Про себя он усмехнулся, хотя на душе у него было тяжело. Мари без особого труда устранила Байярделя и осудила Лефора! Сегодня она отрекалась от него. Да, пожалуй, Мари не назовешь верной подругой!

Впрочем, ему это было почти безразлично. События приняли такой оборот, что она больше не нуждалась в советчике для достижения своих целей. Такой бунт, как этот, в сорок восемь часов не погасишь. Он оставляет раны, которые необходимо зализать, но по мере того как этим занимаешься, зреют новые заговоры, приходится опасаться новых восстаний. Рано или поздно ему пришлось бы – что бы ни думала об этом Мари – призвать на помощь своих английских друзей. Да Мари сама оказалась бы в таком плачевном положении, что стала бы умолять его, он был в этом уверен…
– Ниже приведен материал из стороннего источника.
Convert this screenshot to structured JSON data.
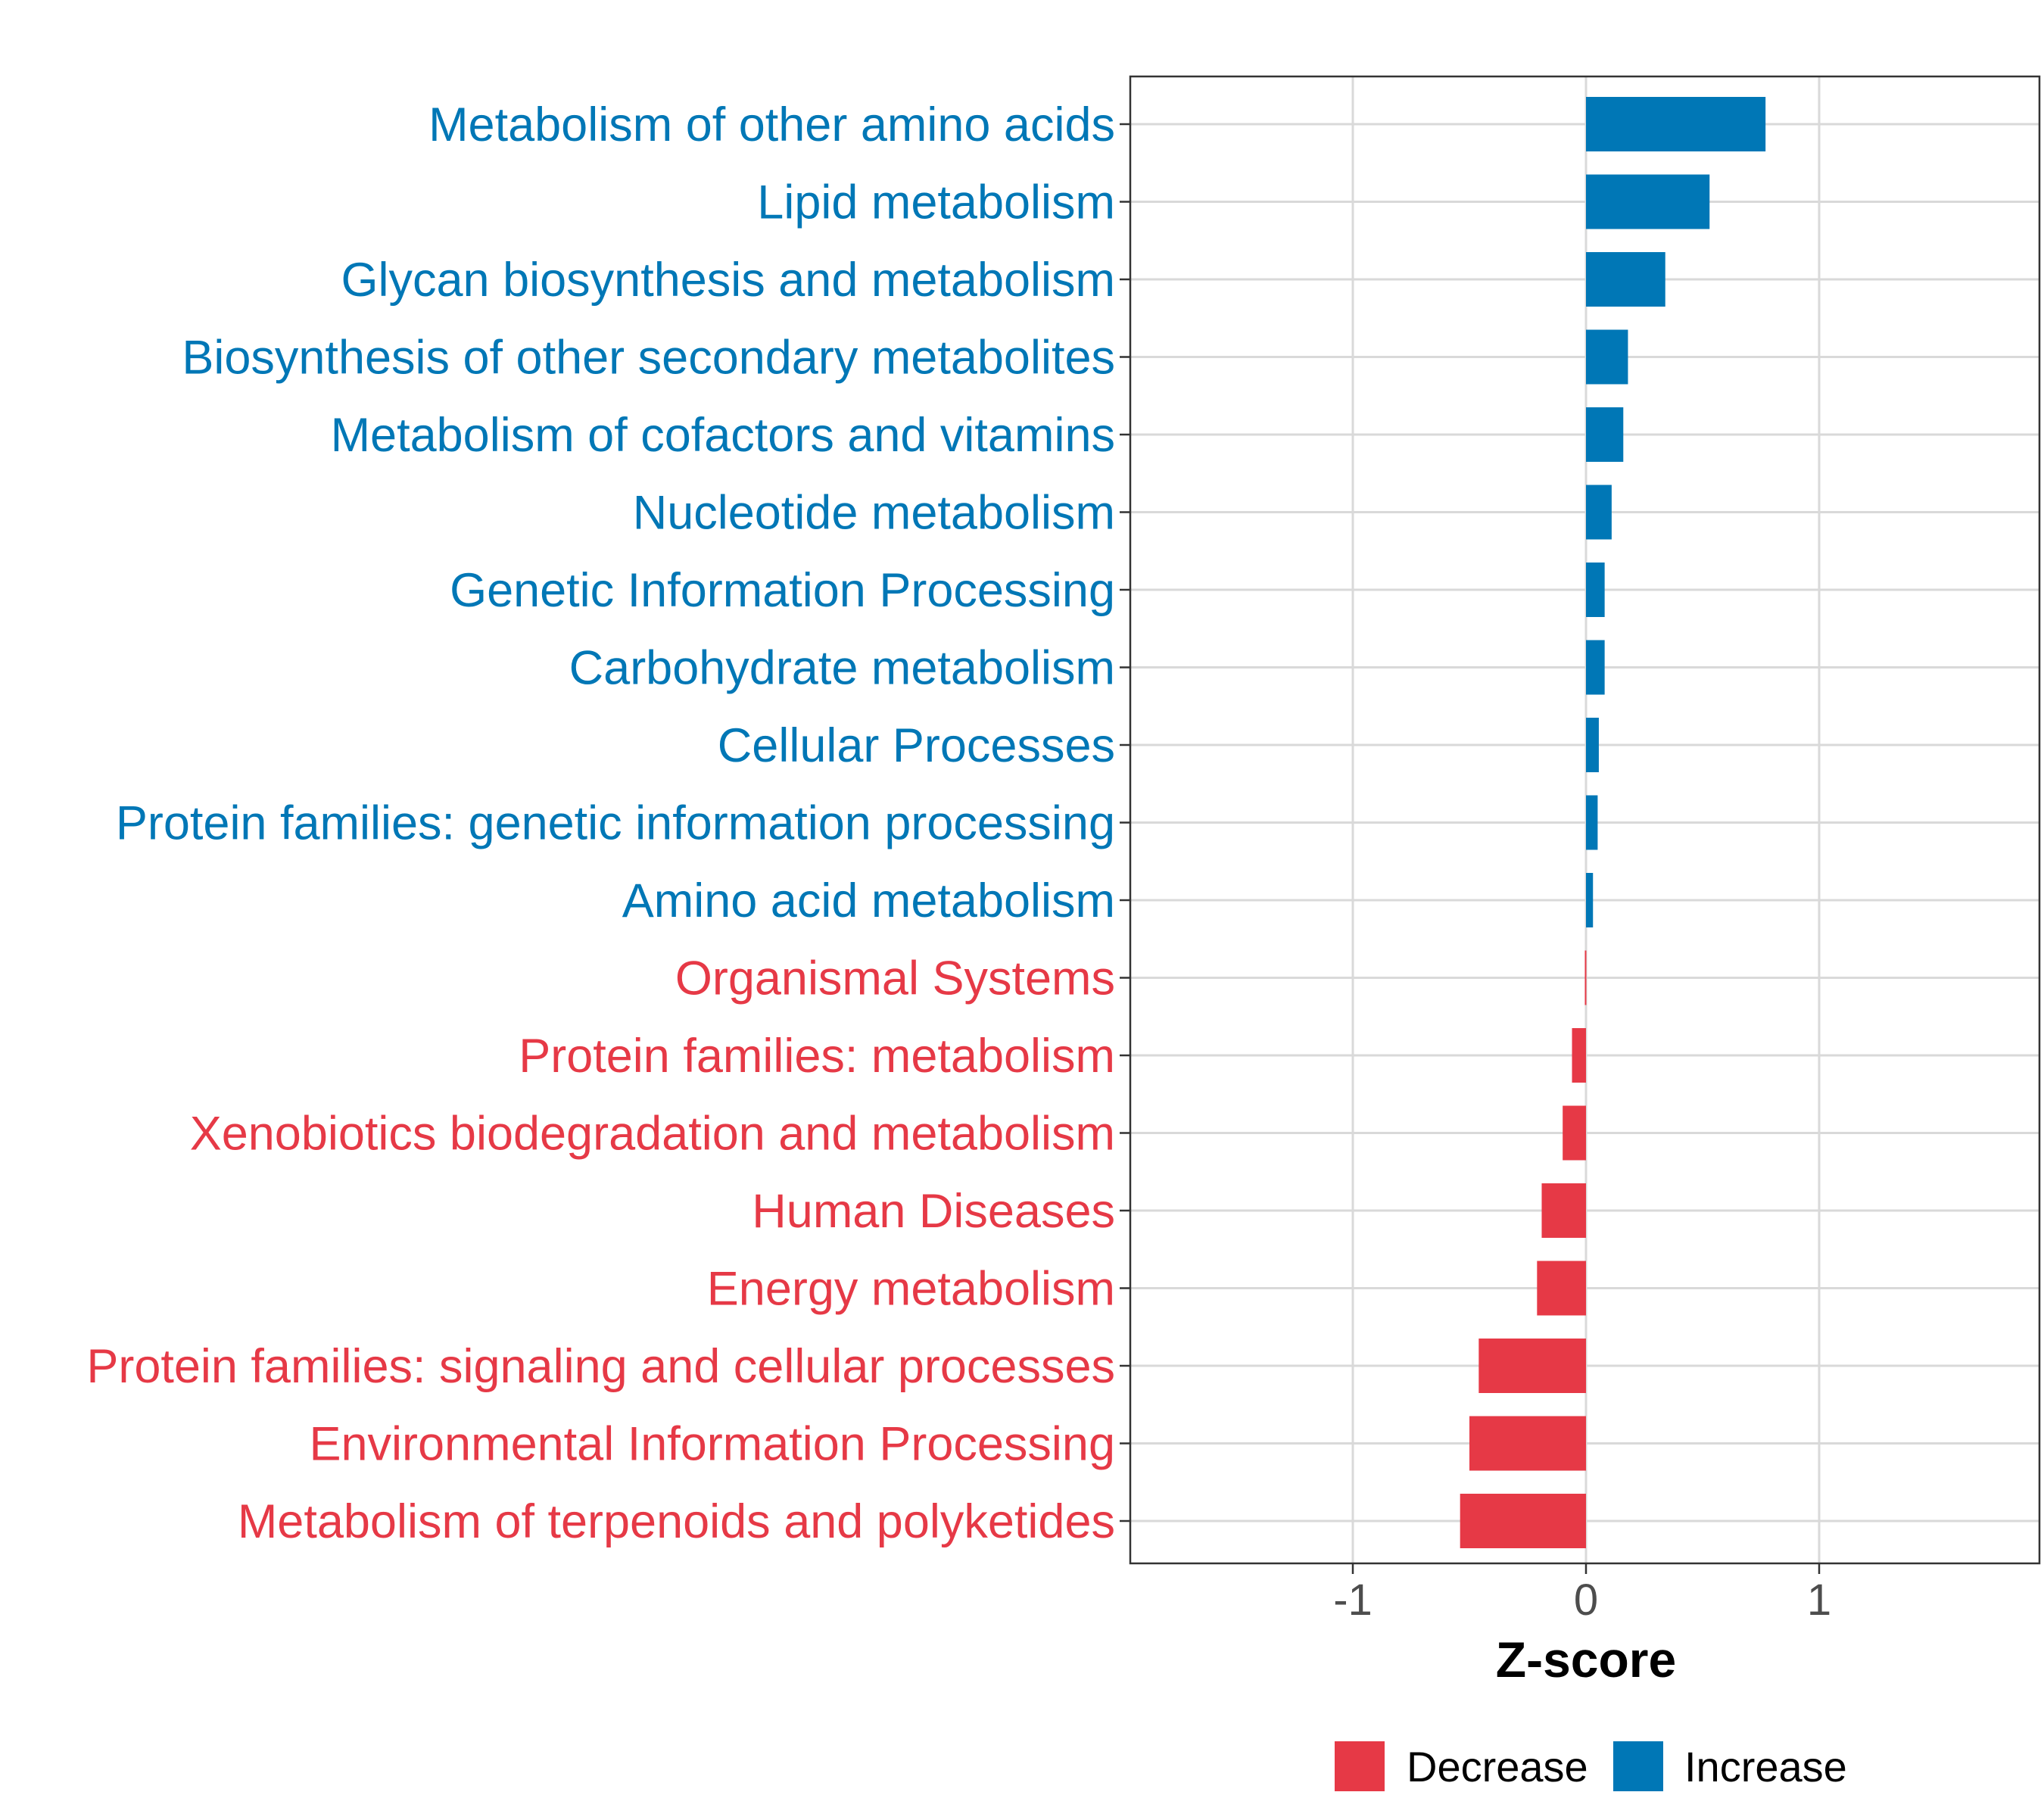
{
  "chart_data": {
    "type": "bar",
    "orientation": "horizontal",
    "categories": [
      "Metabolism of other amino acids",
      "Lipid metabolism",
      "Glycan biosynthesis and metabolism",
      "Biosynthesis of other secondary metabolites",
      "Metabolism of cofactors and vitamins",
      "Nucleotide metabolism",
      "Genetic Information Processing",
      "Carbohydrate metabolism",
      "Cellular Processes",
      "Protein families: genetic information processing",
      "Amino acid metabolism",
      "Organismal Systems",
      "Protein families: metabolism",
      "Xenobiotics biodegradation and metabolism",
      "Human Diseases",
      "Energy metabolism",
      "Protein families: signaling and cellular processes",
      "Environmental Information Processing",
      "Metabolism of terpenoids and polyketides"
    ],
    "values": [
      0.77,
      0.53,
      0.34,
      0.18,
      0.16,
      0.11,
      0.08,
      0.08,
      0.055,
      0.05,
      0.03,
      -0.005,
      -0.06,
      -0.1,
      -0.19,
      -0.21,
      -0.46,
      -0.5,
      -0.54
    ],
    "groups": [
      "Increase",
      "Increase",
      "Increase",
      "Increase",
      "Increase",
      "Increase",
      "Increase",
      "Increase",
      "Increase",
      "Increase",
      "Increase",
      "Decrease",
      "Decrease",
      "Decrease",
      "Decrease",
      "Decrease",
      "Decrease",
      "Decrease",
      "Decrease"
    ],
    "title": "",
    "xlabel": "Z-score",
    "ylabel": "",
    "xlim": [
      -1.95,
      1.95
    ],
    "xticks": [
      -1,
      0,
      1
    ],
    "xtick_labels": [
      "-1",
      "0",
      "1"
    ],
    "grid": true,
    "legend": {
      "position": "bottom",
      "entries": [
        {
          "label": "Decrease",
          "color": "#E63946"
        },
        {
          "label": "Increase",
          "color": "#0077B6"
        }
      ]
    },
    "colors": {
      "Decrease": "#E63946",
      "Increase": "#0077B6"
    }
  }
}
Шевалье свернул листок и положил рядом на столик. Он взял Жюли за подбородок и спросил:

– Ну, Жюли, могу поспорить, дитя мое, что все эти события вас смутили и взволновали, не правда ли?

– Плохо вы меня знаете, господин шевалье. Зачем мне волноваться? Кто может желать мне зла? И чего мне бояться?

– Конечно!.. Вам – нечего! А вот вашей хозяйке… и мне…

Он усмехнулся и, помолчав, повторил:

– И мне… Ведь эти негодяи ненавидят главным образом меня. Вам безразлично, если меня убьют на ваших глазах?

Жюли едва заметно вздрогнула, и Мобре понял, что ему удалось ее расшевелить. Она ответила:

– Прежде чем они будут здесь, мы могли бы приготовиться к обороне.

– Ах, как я счастлив! – обрадовался он. – Ваше отношение, дорогая Жюли, показывает, что вы хоть немного меня любите. Как видите, я на вас рассчитываю…

– О! Вы же всегда сумеете что-нибудь придумать! Вы знаете, как перехитрить этих разбойников. Но главное, я беспокоюсь о мадам. Что будет с ней, если они ворвутся сюда?

– Не знаю. Но мы приготовимся заранее, как вы предлагаете. Подставьте-ка губки, прелестное дитя: вы заслужили поцелуй за добрые чувства ко мне.

Он обнял ее, но она легонько отстранилась:

– Вдруг нас застанет мадемуазель Луиза! В этом доме и так довольно драм такого рода. Луиза вас любит…

Он тяжело вздохнул и оставил субретку в покое.

– Увы! – пробормотал он. – Я и не думал, что все так сложится! Если бы я мог это предвидеть, мадемуазель де Франсийон была бы еще девственницей, клянусь вам, или, уж во всяком случае, я был бы ни при чем.

– Так вот как вы платите ей за любовь?